I'm developing a bioinformatic tool. I'm interested in applying SIMD to boost its speed. Given two strings of equal length, I would like to rapidly count the total number of indices where the two strings have identical characters.
For example, say we have S1="AATTGGCCAAC" and S2="AATTCTCCAAC". Then, since their lengths are 11 and only differ at position 5 and 6 ("GG" in S1 and "CT" in S2), the output should be 9.
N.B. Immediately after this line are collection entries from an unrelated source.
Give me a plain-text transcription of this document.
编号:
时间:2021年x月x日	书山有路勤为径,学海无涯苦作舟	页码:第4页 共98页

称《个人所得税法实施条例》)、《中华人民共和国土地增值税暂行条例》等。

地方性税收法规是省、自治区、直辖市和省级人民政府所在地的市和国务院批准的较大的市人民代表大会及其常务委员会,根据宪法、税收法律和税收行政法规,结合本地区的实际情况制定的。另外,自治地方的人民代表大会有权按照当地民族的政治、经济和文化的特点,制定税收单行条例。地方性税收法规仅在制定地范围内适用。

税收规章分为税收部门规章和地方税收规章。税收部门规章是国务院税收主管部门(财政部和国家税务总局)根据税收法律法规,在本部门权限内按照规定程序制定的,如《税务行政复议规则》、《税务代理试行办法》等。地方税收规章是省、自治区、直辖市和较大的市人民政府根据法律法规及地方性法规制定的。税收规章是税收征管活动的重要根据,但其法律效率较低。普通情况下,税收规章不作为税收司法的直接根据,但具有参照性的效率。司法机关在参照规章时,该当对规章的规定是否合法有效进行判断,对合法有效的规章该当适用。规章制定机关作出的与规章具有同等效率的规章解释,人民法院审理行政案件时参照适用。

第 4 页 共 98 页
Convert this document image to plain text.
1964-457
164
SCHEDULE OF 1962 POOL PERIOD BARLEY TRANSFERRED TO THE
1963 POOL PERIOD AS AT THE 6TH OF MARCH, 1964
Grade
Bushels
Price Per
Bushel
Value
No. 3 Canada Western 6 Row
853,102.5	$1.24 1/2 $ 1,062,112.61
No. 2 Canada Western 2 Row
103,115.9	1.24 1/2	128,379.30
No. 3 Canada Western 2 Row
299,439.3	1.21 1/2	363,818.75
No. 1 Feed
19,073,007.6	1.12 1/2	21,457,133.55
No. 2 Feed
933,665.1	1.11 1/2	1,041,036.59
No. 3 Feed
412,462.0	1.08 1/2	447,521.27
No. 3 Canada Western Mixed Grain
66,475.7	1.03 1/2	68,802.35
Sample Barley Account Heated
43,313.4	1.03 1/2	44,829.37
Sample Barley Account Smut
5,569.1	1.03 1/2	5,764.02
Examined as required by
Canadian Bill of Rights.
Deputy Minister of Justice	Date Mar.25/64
Here is what I have so far:
#include <string>
#include <immintrin.h>
using namespace std;
#include <memory.h>
int main()
{
register __m128i str_A, str_B, char_eq;
str_A = _mm_load_si128((__m128i*)("AATTGGCCAAC"));
str_B = _mm_load_si128((__m128i*)("AATTCTCCAAC"));
char_eq = _mm_cmpeq_epi8(str_A, str_B);
}
String comparison seems to work fine.
uint8_t val[11];
memcpy(val, &char_eq, sizeof(val));
printf("Numerical: %i %i %i %i %i %i %i %i %i %i %i \n",
val[0], val[1], val[2], val[3], val[4], val[5],
val[6], val[7],val[8], val[9], val[10]);
}
, which outputs 255 255 255 255 0 0 255 255 255 255 255
So now I have a register __m128i object called char_eq which contains information on whether each characters match or mismatch. How do turn this __m128i char_eq object into an integer that encodes the number of matching characters? The only way I can think of is to manually add the boolean values up (i.e. 1+1+1+1+0+0+1+1+1+1+1) but this defeats the purpose of using SIMD since that will require length(str) number of additions.
What is the fastest way to find the total number of matching characters in two strings? I hope to make it O(1). Thank you in advance!